The clinically most severe DPMs are those associated with congenital hepatic fibrosis, and this was found in two of the cats. One of these cats died at 5.2 years of age, and the other at 15 years of age, and congenital hepatic fibrosis was the cause of death in one of these animals, but which one of these animals is not specified in this paper. Congenital hepatic fibrosis differs histopathologically and pathogenetically from the fibrosis of necroinflammatory liver disease.

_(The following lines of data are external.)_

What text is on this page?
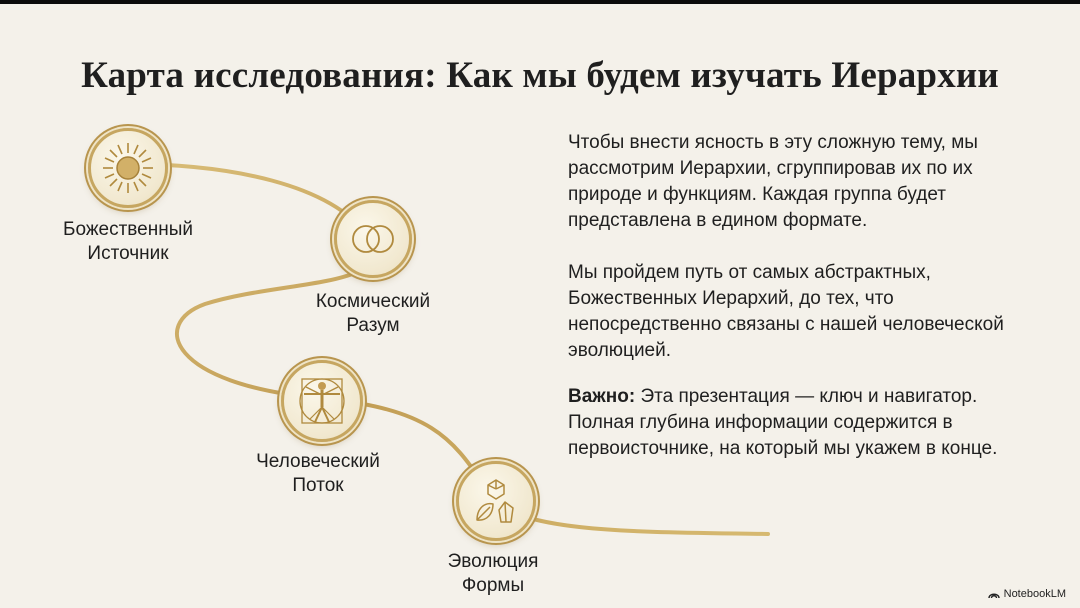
Карта исследования: Как мы будем изучать Иерархии
Божественный
Источник
Космический
Разум
Человеческий
Поток
Эволюция
Формы

Чтобы внести ясность в эту сложную тему, мы рассмотрим Иерархии, сгруппировав их по их природе и функциям. Каждая группа будет представлена в едином формате.

Мы пройдем путь от самых абстрактных, Божественных Иерархий, до тех, что непосредственно связаны с нашей человеческой эволюцией.

Важно: Эта презентация — ключ и навигатор. Полная глубина информации содержится в первоисточнике, на который мы укажем в конце.

NotebookLM
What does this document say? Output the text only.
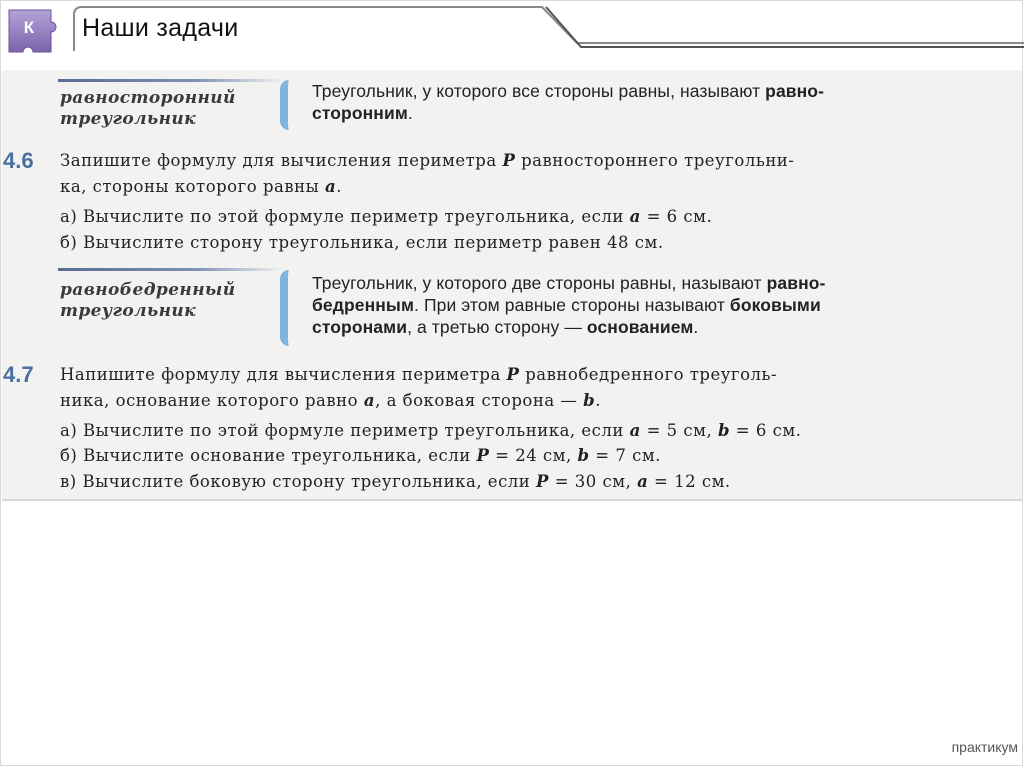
К Наши задачи
равносторонний
треугольник
Треугольник, у которого все стороны равны, называют равно-
сторонним.
4.6 Запишите формулу для вычисления периметра P равностороннего треугольни-
ка, стороны которого равны a.
а) Вычислите по этой формуле периметр треугольника, если a = 6 см.
б) Вычислите сторону треугольника, если периметр равен 48 см.
равнобедренный
треугольник
Треугольник, у которого две стороны равны, называют равно-
бедренным. При этом равные стороны называют боковыми
сторонами, а третью сторону — основанием.
4.7 Напишите формулу для вычисления периметра P равнобедренного треуголь-
ника, основание которого равно a, а боковая сторона — b.
а) Вычислите по этой формуле периметр треугольника, если a = 5 см, b = 6 см.
б) Вычислите основание треугольника, если P = 24 см, b = 7 см.
в) Вычислите боковую сторону треугольника, если P = 30 см, a = 12 см.
практикум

This study has clinical relevance in that animals with hepatic DPM, just like humans with DPM, have an increased risk for bile-borne bacterial infections. In addition, those animals with Caroli DPM have increased risk for intra-or extrahepatic cholelithiasis and choledochitis. When renal DPM is present, there is an enhanced risk for renal cyst expansion causing compressive injury to adjacent nephron segments. It is important to understand that DPM may differentially affect liver lobes in an individual, with some liver lobes being histologically normal, while others may have DPM, or be hypoplastic or atretic. Histopathologic evaluation of herniated liver lobes from animals with congenital diaphragmatic hernias and from liver lobes damaged by other conditions harvested from the pathologic control animals demonstrated that proliferative-like bile duct DPM persists in herniated liver lobes in animals with PPDH.

Whenever cats and dogs are diagnosed with congenital diaphragmatic hernias, reflex evaluation for DPM should take place, and this should involve histologic and immunohistochemical evaluation of liver tissue biopsies from both herniated and nonherniated liver lobes. Agenesis of the gallbladder, hypoplasia or atresia of nonherniated liver lobes, and polycystic kidney lesions, whether identified by imaging studies, surgery, or necropsy, should likewise trigger a histologic search for DPMs. When DPM is identified in a living animal, lifelong monitoring of this patient for bacterial cholangitis, cholecystitis, and cholelithiasis, is mandatory of the case.